Global warming to boost severe thunderstorms in NYC, Atlanta
December 3, 2007
Global warming could lead to weather conditions that spawn severe thunderstorms in the United States, according to research appearing in the early edition of the journal Proceedings of the National Academy of Sciences.
Using global climate models and a high-resolution regional climate model to examine how storm energy and wind shear–key measures of thunderstorm environments–will respond to higher atmospheric carbon dioxide levels, Robert Trapp of Purdue University and colleagues found that densely populated regions of the southern and eastern parts of the U.S. may be especially affected by severe thunderstorm formation. The researchers say their analysis suggests a doubling of severe thunderstorms in Atlanta and New York City and indicates a likely increase in “high-impact weather such as destructive surface winds, hail, and tornadoes.”

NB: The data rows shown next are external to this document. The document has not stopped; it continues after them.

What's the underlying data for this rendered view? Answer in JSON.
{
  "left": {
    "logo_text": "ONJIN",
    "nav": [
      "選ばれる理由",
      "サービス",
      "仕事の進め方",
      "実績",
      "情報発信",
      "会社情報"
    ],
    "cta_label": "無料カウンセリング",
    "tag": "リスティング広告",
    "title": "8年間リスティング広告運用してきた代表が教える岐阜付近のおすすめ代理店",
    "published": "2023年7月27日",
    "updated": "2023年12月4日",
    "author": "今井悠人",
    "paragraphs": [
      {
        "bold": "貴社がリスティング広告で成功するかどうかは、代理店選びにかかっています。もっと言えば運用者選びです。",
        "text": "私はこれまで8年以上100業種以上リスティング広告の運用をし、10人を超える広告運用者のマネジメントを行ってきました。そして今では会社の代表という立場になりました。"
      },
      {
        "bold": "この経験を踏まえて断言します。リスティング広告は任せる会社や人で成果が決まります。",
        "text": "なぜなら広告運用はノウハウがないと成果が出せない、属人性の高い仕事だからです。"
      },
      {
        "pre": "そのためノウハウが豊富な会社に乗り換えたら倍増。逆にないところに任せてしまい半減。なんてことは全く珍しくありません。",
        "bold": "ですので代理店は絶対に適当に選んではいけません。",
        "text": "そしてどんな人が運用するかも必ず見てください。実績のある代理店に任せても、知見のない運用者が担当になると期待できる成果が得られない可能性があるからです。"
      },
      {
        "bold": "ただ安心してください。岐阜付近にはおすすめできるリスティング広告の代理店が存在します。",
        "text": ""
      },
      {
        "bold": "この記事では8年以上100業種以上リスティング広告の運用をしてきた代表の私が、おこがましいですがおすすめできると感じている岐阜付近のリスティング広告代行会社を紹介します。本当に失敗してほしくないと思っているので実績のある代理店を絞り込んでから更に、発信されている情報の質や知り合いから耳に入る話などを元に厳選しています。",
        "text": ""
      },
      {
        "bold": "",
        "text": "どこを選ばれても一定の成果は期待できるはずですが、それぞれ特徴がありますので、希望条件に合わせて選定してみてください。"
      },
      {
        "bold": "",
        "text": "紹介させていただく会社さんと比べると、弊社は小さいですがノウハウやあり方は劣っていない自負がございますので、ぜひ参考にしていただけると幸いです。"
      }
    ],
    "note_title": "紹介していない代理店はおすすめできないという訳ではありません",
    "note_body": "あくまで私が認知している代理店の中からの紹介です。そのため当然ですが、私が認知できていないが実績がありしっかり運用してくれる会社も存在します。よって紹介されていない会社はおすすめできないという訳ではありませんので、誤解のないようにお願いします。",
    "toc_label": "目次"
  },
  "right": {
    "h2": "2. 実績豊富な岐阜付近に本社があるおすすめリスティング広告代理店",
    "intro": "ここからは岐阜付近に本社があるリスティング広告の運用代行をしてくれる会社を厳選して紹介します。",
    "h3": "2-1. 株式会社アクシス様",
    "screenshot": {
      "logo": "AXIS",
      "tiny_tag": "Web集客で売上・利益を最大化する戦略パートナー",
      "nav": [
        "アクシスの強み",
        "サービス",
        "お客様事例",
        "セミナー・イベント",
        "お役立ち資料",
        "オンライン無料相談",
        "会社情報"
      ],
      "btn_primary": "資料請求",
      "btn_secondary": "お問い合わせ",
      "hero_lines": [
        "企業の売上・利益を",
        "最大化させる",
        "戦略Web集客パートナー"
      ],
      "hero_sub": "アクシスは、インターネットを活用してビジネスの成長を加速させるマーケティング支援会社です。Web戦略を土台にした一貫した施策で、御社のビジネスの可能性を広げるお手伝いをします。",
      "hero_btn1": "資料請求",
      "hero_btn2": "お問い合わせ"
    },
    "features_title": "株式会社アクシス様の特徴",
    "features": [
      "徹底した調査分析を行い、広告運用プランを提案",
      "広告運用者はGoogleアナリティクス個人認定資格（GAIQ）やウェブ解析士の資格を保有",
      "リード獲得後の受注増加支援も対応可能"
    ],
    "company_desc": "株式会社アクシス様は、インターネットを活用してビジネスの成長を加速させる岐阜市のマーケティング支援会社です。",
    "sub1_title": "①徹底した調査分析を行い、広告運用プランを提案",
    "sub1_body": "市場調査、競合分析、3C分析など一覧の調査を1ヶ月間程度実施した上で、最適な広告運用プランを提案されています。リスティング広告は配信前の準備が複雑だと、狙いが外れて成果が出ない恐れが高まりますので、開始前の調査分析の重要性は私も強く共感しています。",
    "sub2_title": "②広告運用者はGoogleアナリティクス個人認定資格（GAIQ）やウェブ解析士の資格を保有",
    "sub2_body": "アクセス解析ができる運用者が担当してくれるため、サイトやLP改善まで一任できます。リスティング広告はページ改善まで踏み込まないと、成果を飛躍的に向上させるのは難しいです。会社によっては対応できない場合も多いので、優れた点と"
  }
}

Forecast number of severe thunderstorm environment days (NDSEV) in (h) 2072-2099 compared with the observed number of severe thunderstorm environment days from (d) 1962-1989
The researchers say that reduced emissions could mitigate the projected increases in severe weather.
“These results are based largely on one emissions scenario. A range of global emissions pathways is still possible, and reduced emissions could in turn reduce the increases in severe thunderstorm environment occurrence projected here,” the authors write.